Target Pendapatan Asli Daerah (PAD) dari sektor pertambangan khususnya pasir untuk tahun 2019, hampir bisa dipastikan sulit untuk bisa terpenuhi.

Data yang kami peroleh dari Kantor Badan Pajak dan Retribusi Daerah Kabupaten Lumajang menyebutkan, sampai bulan oktober 2019 PAD dari tambang pasir di Lumajang baru mencapai Rp 7,3 Milyar atau sekitar 20 persen dari target.

"Target kita Rp 37 Milyar dan sampai sekarang capaian kita baru sampai Rp 7 Milyar lebih.
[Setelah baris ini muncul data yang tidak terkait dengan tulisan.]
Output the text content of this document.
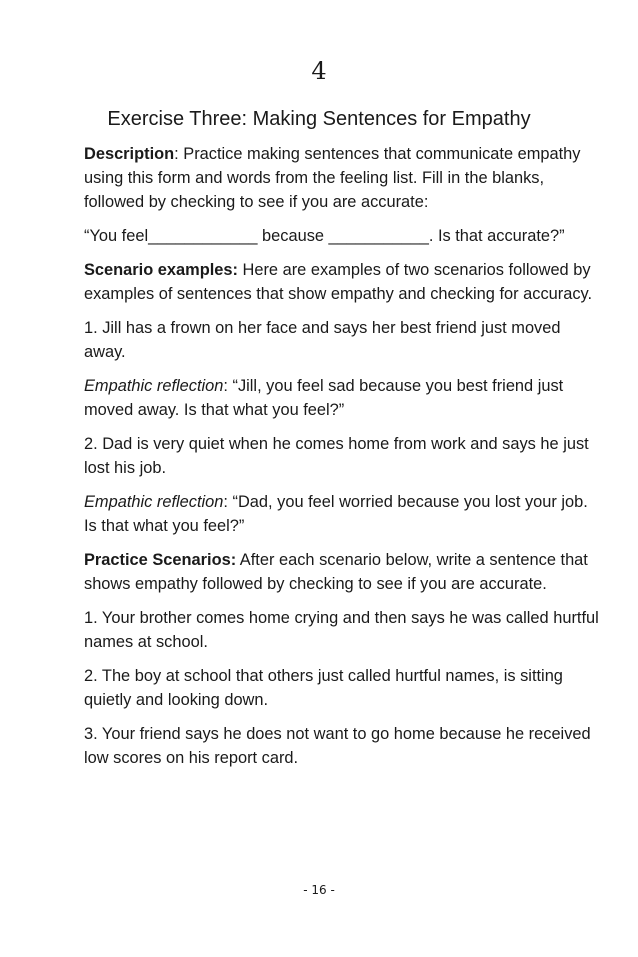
4
Exercise Three: Making Sentences for Empathy

Description: Practice making sentences that communicate empathy using this form and words from the feeling list. Fill in the blanks, followed by checking to see if you are accurate:

“You feel____________ because ___________. Is that accurate?”

Scenario examples: Here are examples of two scenarios followed by examples of sentences that show empathy and checking for accuracy.

1. Jill has a frown on her face and says her best friend just moved away.

Empathic reflection: “Jill, you feel sad because you best friend just moved away. Is that what you feel?”

2. Dad is very quiet when he comes home from work and says he just lost his job.

Empathic reflection: “Dad, you feel worried because you lost your job. Is that what you feel?”

Practice Scenarios: After each scenario below, write a sentence that shows empathy followed by checking to see if you are accurate.

1. Your brother comes home crying and then says he was called hurtful names at school.

2. The boy at school that others just called hurtful names, is sitting quietly and looking down.

3. Your friend says he does not want to go home because he received low scores on his report card.

- 16 -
Sepertinya agak sulit untuk mencapai target itu," kata  Plt Kepala BPRD Lumajang Hari Susiati kepada media ini.

Hari Susiati mengatakan, rendahnya angka PAD dari pasir ini disebabkan oleh prilaku pemilik usaha tambang yang masih enggan melunasi pajak dari tambang yang dihasilkan.

"Memang masih ada penambang nakal yang berusaha menghindari pembayaran pajak. Ini yang kedepan perlu dioptimalkan," kata Hari Susiati kemudian.
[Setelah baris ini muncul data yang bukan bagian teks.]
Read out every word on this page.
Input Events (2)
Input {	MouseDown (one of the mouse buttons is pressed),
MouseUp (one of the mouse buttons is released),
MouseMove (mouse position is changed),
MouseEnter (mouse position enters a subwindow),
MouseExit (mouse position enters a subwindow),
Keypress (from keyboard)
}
Sementara itu Wabup Lumajang Ir. Indah Amperawati melalui sambungan ponselnya mengatakan, memang diperlukan upaya lebih untuk mengoptimalkan pajak dari tambang pasir.

"Kita tahu ada penambang nakal memang, tapi mungkin ada sebab lain, makanya sekarang masih sedang kita usahakan agar lebih maksimal dalam memperoleh PAD dari sekktor ini," kata Wabup Lumajang via sambungan ponselnya, hari ini Kamis (10/10).